On the current state of cinema, Korine comments, "When I look at the history of film - the early commercial narrative movies directed by D.W. Griffith, say - and then look at where films are now, I see so little progression in the way they are made and presented, and I'm bored with that. Film can be so much more."
On looking for meaning in his films Korine states, "I think people will lose the film as soon as they start trying to figure out my logic or what I'm doing or while they're watching it start to dissect metaphors ... I'm not really so interested in it working on a purely cerebral level. I'm much more concerned with it on an emotional level and that you leave feeling a certain way." Korine states that if there is at least one image that sticks with you after viewing the film, then it is a success.
Producer Cary Woods writes, "I think the best hope for cinema is allowing people who are artists to make a movie that isn't wholly ruled by screenplay structure ... [Korine's] a storyteller, and he's gone out of his way to put images that are moving on the screen, and meaningful in some way."
As critic Roger Ebert said in his review of Julien Donkey-Boy, "Korine, who at 25 is one of the most untamed new directors, belongs on the list with Godard, Cassavetes, Herzog, Warhol, Tarkovsky, Brakhage and others who smash conventional movies and reassemble the pieces ... Harmony Korine is the real thing, an innovative and gifted filmmaker whose work forces us to see on his terms."

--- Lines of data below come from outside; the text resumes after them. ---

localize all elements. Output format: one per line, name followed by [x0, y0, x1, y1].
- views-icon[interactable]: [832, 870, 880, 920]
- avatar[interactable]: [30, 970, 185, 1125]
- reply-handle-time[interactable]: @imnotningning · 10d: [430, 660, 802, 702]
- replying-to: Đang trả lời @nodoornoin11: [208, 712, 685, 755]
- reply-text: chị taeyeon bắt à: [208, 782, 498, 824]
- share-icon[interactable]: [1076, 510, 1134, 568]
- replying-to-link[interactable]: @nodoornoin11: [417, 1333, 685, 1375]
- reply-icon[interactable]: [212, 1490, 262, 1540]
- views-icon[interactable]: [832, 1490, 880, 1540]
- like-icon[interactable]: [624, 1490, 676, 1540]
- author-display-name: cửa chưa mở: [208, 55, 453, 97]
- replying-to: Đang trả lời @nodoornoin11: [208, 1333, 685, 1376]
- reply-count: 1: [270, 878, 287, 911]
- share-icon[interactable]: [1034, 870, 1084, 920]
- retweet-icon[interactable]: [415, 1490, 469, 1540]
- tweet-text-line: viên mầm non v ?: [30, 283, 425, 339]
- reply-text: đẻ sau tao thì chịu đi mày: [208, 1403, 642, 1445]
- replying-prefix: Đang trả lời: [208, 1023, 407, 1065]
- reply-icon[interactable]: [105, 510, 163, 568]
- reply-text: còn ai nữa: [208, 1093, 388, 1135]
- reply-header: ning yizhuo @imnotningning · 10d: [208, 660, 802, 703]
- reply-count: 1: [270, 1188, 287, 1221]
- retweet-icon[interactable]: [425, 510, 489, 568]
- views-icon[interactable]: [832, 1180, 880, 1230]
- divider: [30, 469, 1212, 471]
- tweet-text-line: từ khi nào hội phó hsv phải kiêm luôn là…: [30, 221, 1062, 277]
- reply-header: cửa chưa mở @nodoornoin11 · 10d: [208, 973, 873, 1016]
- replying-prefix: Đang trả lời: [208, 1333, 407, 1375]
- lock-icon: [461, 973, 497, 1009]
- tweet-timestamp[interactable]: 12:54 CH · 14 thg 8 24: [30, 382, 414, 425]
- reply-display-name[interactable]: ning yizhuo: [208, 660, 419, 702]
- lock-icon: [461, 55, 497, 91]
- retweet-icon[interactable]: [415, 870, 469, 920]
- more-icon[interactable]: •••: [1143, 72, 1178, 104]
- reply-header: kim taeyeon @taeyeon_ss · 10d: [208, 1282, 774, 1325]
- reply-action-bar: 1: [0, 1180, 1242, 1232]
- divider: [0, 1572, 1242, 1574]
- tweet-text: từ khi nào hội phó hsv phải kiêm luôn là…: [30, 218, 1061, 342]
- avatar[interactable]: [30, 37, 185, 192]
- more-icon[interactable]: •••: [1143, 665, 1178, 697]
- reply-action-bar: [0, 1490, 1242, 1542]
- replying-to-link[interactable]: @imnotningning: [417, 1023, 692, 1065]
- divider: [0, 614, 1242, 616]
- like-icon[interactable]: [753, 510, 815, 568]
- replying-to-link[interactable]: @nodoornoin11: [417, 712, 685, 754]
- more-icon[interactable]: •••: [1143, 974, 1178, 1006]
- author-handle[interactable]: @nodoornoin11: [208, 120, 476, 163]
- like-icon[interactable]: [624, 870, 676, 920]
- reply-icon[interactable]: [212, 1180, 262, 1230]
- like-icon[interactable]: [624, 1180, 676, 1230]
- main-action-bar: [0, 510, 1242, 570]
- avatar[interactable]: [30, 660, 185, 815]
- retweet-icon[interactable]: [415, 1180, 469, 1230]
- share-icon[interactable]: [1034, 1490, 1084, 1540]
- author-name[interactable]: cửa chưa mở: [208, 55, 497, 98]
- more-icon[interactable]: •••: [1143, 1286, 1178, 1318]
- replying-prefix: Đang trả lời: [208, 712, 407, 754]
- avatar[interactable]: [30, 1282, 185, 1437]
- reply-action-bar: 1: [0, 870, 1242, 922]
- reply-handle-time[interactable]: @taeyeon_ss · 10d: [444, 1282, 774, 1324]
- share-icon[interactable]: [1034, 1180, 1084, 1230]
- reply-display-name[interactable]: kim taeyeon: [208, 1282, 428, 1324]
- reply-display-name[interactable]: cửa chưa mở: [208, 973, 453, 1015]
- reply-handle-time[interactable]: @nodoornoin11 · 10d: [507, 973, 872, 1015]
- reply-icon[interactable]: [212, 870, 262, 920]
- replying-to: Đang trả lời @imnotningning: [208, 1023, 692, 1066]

In a 1999 Dazed and Confused magazine article, Korine listed his top ten films as: Pixote by Hector Babenco, Badlands and Days of Heaven by Terrence Malick, Fat City by John Huston, Stroszek by Werner Herzog, The Killing of a Chinese Bookie and A Woman Under the Influence by John Cassavetes, McCabe and Mrs. Miller by Robert Altman, Out of the Blue by Dennis Hopper and Hail Mary by Jean-Luc Godard.
Korine met Chloë Sevigny in Washington Square Park in New York City during her senior year of high school in 1993. The two became close friends, which resulted in her being cast in the low-budget independent film Kids (1995). They had a romantic relationship that ended in the early 2000s. He is now married to actress Rachel Korine (née Simon), with whom he has two children.